Speed up models with torch.compile

This guide covers how to implement torch.compile in your PyTorch models to improve inference performance and what Replicate does to help cache your compiled artifacts between model runs.

What is torch.compile?

torch.compile is a feature that analyzes your PyTorch code as it runs and compiles it into optimized CUDA kernels. It works by:

Instrumentation: When you call torch.compile(f), it decorates your function for analysis but doesn’t trigger computation yet.
Tracing: The first call to the decorated function traces the code execution and compiles it into optimized kernels. which are cached on disk.
Optimization: Subsequent calls run the compiled code, which can be significantly faster than the original Python code.

Here’s a simple example:

def f(x, y):
    a = torch.sin(x)
    b = torch.cos(y)
    return a + b

# Decorate f for instrumentation
opt_f = torch.compile(f)

# First call traces and compiles (slower)
print(opt_f(torch.randn(10, 10), torch.randn(10, 10)))

# Subsequent calls run optimized code (faster)
for x in range(100):
    print(opt_f(torch.randn(10, 10), torch.randn(10, 10)))

How does it work with Replicate?

When a model container starts, it looks for cached torch.compile artifacts.
If found, Torch reuses them instead of re-compiling from scratch.
When containers shut down gracefully, the cache is updated if needed.
Cache files are keyed on model version and stored close to GPU nodes.

Prerequisites

Before you start using torch.compile in your model, make sure you have:

An existing cog model to work with. If you don’t have one yet, check out our guide to pushing your own model first.
PyTorch 2.0 or later installed.
A modern GPU (A100 or newer) for best results.
A model that benefits from compilation (not all models see improvements).

When to use torch.compile

Models that commonly benefit include models with

Complex computational graphs such as LLMs and diffusion models
Repeated computational patterns
High enough traffic to serve multiple predictions before an instance shuts off to amortize the increased boot up time across multiple predictions.

Warning

torch.compile models are typically slower to setup than non-compiled models, even with caching.

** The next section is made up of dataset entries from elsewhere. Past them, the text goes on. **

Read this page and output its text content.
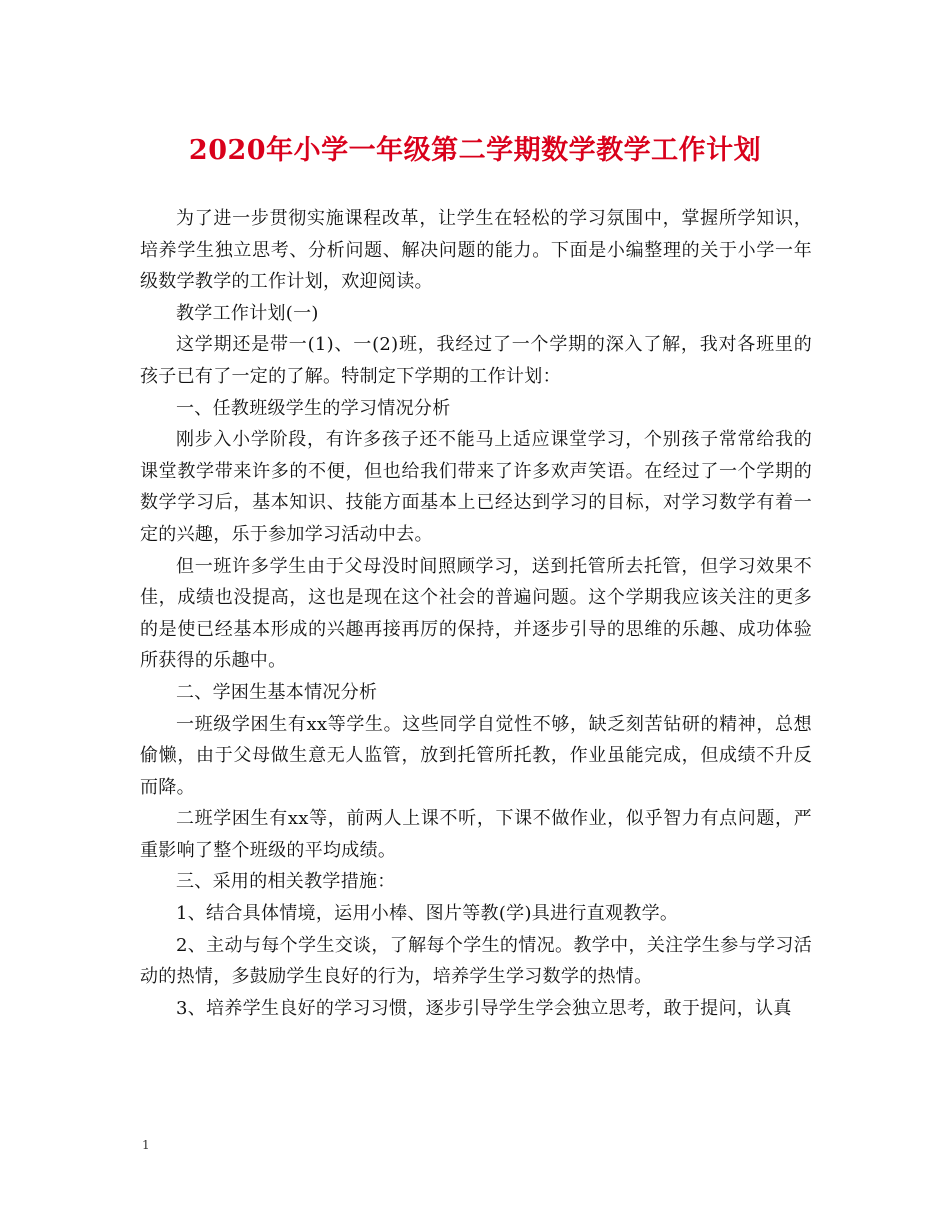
2020年小学一年级第二学期数学教学工作计划

为了进一步贯彻实施课程改革，让学生在轻松的学习氛围中，掌握所学知识，培养学生独立思考、分析问题、解决问题的能力。下面是小编整理的关于小学一年级数学教学的工作计划，欢迎阅读。

教学工作计划(一)

这学期还是带一(1)、一(2)班，我经过了一个学期的深入了解，我对各班里的孩子已有了一定的了解。特制定下学期的工作计划：

一、任教班级学生的学习情况分析

刚步入小学阶段，有许多孩子还不能马上适应课堂学习，个别孩子常常给我的课堂教学带来许多的不便，但也给我们带来了许多欢声笑语。在经过了一个学期的数学学习后，基本知识、技能方面基本上已经达到学习的目标，对学习数学有着一定的兴趣，乐于参加学习活动中去。

但一班许多学生由于父母没时间照顾学习，送到托管所去托管，但学习效果不佳，成绩也没提高，这也是现在这个社会的普遍问题。这个学期我应该关注的更多的是使已经基本形成的兴趣再接再厉的保持，并逐步引导的思维的乐趣、成功体验所获得的乐趣中。

二、学困生基本情况分析

一班级学困生有xx等学生。这些同学自觉性不够，缺乏刻苦钻研的精神，总想偷懒，由于父母做生意无人监管，放到托管所托教，作业虽能完成，但成绩不升反而降。

二班学困生有xx等，前两人上课不听，下课不做作业，似乎智力有点问题，严重影响了整个班级的平均成绩。

三、采用的相关教学措施：

1、结合具体情境，运用小棒、图片等教(学)具进行直观教学。

2、主动与每个学生交谈，了解每个学生的情况。教学中，关注学生参与学习活动的热情，多鼓励学生良好的行为，培养学生学习数学的热情。

3、培养学生良好的学习习惯，逐步引导学生学会独立思考，敢于提问，认真

1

Please make sure to measure your overall performance so that you understand the interplay slower setups and faster inferences.

Performance expectations

Performance varies significantly between models. We have on our testing seen examples of

Cold boots: 2x faster when using cached artifacts.
Inference times: 20% and up faster compared to non-torch.compiled models.

Tip

Calling torch.compile does not trigger computation, but signals to torch to compile and cache the function when first called.

To have consistent inference speed, we suggest making an inference call from your setup() function to trigger compilation before your models starts accepting incoming calls.

Additional information

To learn how to use torch.compile, check out the official PyTorch torch.compile tutorial.